The diagram shows a typical human tooth. All human adult teeth conform to the same basic structure shown here.

There is a visible crown projecting above the gum (medically known as the gingiva). The root of the tooth is embedded in the alveolar bone of the jaw and is covered in a layer of cementum.
Children have 20 deciduous teeth and adults have 32 permanent teeth.

In the adult the teeth are specialized to form different functions during mastication (or chewing). The molars and pre-molars grind food. The incisors cut food and the canines tear at food.

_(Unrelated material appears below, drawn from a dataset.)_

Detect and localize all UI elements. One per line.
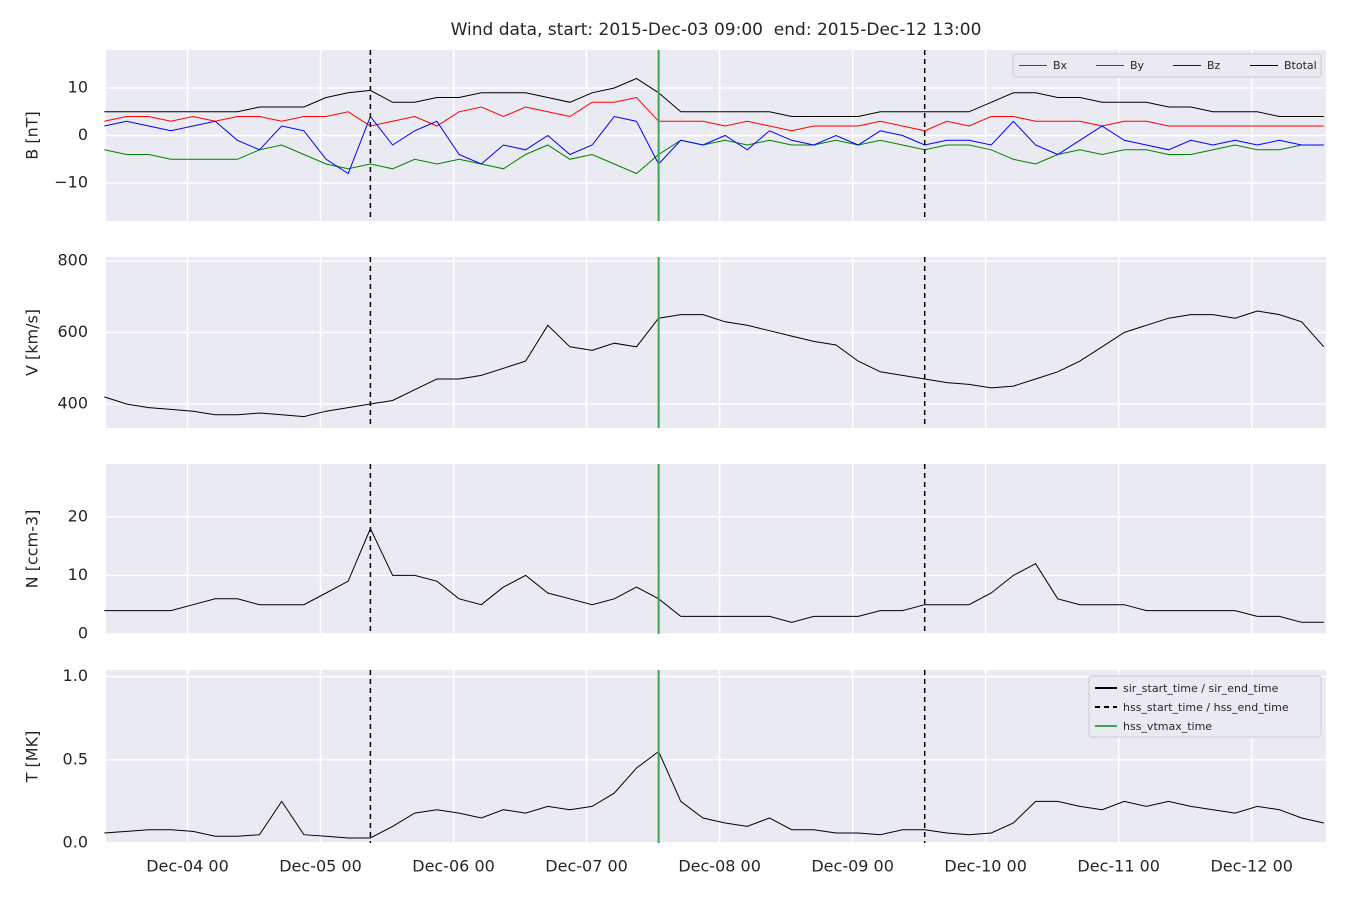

Enamel is an extremely hard material, which covers the crown and the root of the teeth. This protects the more delicate inner structures of the tooth and provides the hard surface required for the functions outlined above. The inner layer of the tooth is formed from dentine, which has a similar structure to bone.

In the center of the tooth there is a pulp cavity, which contains nerves and blood vessels. It is the stimulation of these nerves, which causes the intense pain associated with dental caries.
Dental caries (tooth decay) is one of the most common of all disorders, second only to the common cold. It usually occurs in children and young adults but can affect any person. It is the most important cause of tooth loss in younger people.

Bacteria are normally present in the mouth. The bacteria convert all foods-especially sugar and starch-into acids. Bacteria, acid, food debris, and saliva combine in the mouth to form a sticky substance called plaque that adheres to the teeth.

It is most prominent on the grooved chewing surfaces of back molars, just above the gum line on all teeth, and at the edges of fillings. Plaque that is not removed from the teeth mineralizes into calculus (tartar). Plaque and calculus irritate the gums, resulting in gingivitis. It is well known that tooth decay can lead to the destruction and eventual loss of teeth.

The acids in plaque dissolve the enamel surface of the tooth and create holes in the tooth (cavities).
Cavities are usually painless until they grow very large inside the internal structures of the tooth (the dentine and the pulp at the core) and can cause death of the nerve and blood vessels in the tooth, resulting in tooth abscess.


Early stages : Acid dissolve the enamel in the crown of the tooth

Moderate tooth decay : Here acids attack the dentine and bacteria invade the cavity.
Advanced tooth decay : Inflammation of the pulp.
Necrosis (death) of the pulp tissue.
Periapical abcess forms at the apex of the root.

Acids begin to dissolve tooth enamel within 20 minutes after eating, the time when most bacterial activity occurs. Untreated tooth decay can result in death of the internal structures of the tooth with eventual loss of the tooth.

Dietary sugars and starches (carbohydrates) increase the risk of tooth decay. The type of carbohydrate and the timing of ingestion are more important that the amount. Sticky foods are more harmful than non-sticky foods because they remain on the surface of the teeth. Frequent snacking increases the time that acids are in contact with the surface of the tooth.

Oral hygiene is the primary prevention against dental caries. This consists of personal care (proper brushing at least twice a day and flossing at least daily) and professional care (regular dental examination and cleaning, at least once a year).
Chewy, sticky foods (such as dried fruit or toffee) are best if eaten as part of a meal rather than as a snack. If possible, brush the teeth or rinse the mouth with water after eating these foods. Minimize snacking, which creates a constant supply of acid in the mouth. Avoid constant sipping of sugary drinks or frequent sucking on sweets or mints unless sugar free.

The use of dental sealants is a good means of cavity prevention. Sealants are thin plastic-like coating applied to the chewing surfaces of the molars. This coating prevents the accumulation of plaque on these vulnerable surfaces. Sealants are usually applied on the teeth of children, shortly after the molars erupt. Older people may also benefit from the use of tooth sealants.

Fluoride is often recommended to protect against dental caries. It has been demonstrated that people who ingest fluoride in their drinking water or by fluoride supplements have fewer dental caries. Fluoride that is ingested when the teeth are developing is incorporated into the structure of the enamel and protects it against the action of acids.

Topical Fluoride is also recommended to protect the surface of the teeth. This may include a fluoride toothpaste or mouthwash. Many dentists include application of topical (applied to a localized area of the teeth) fluoride solutions as part of routine visits.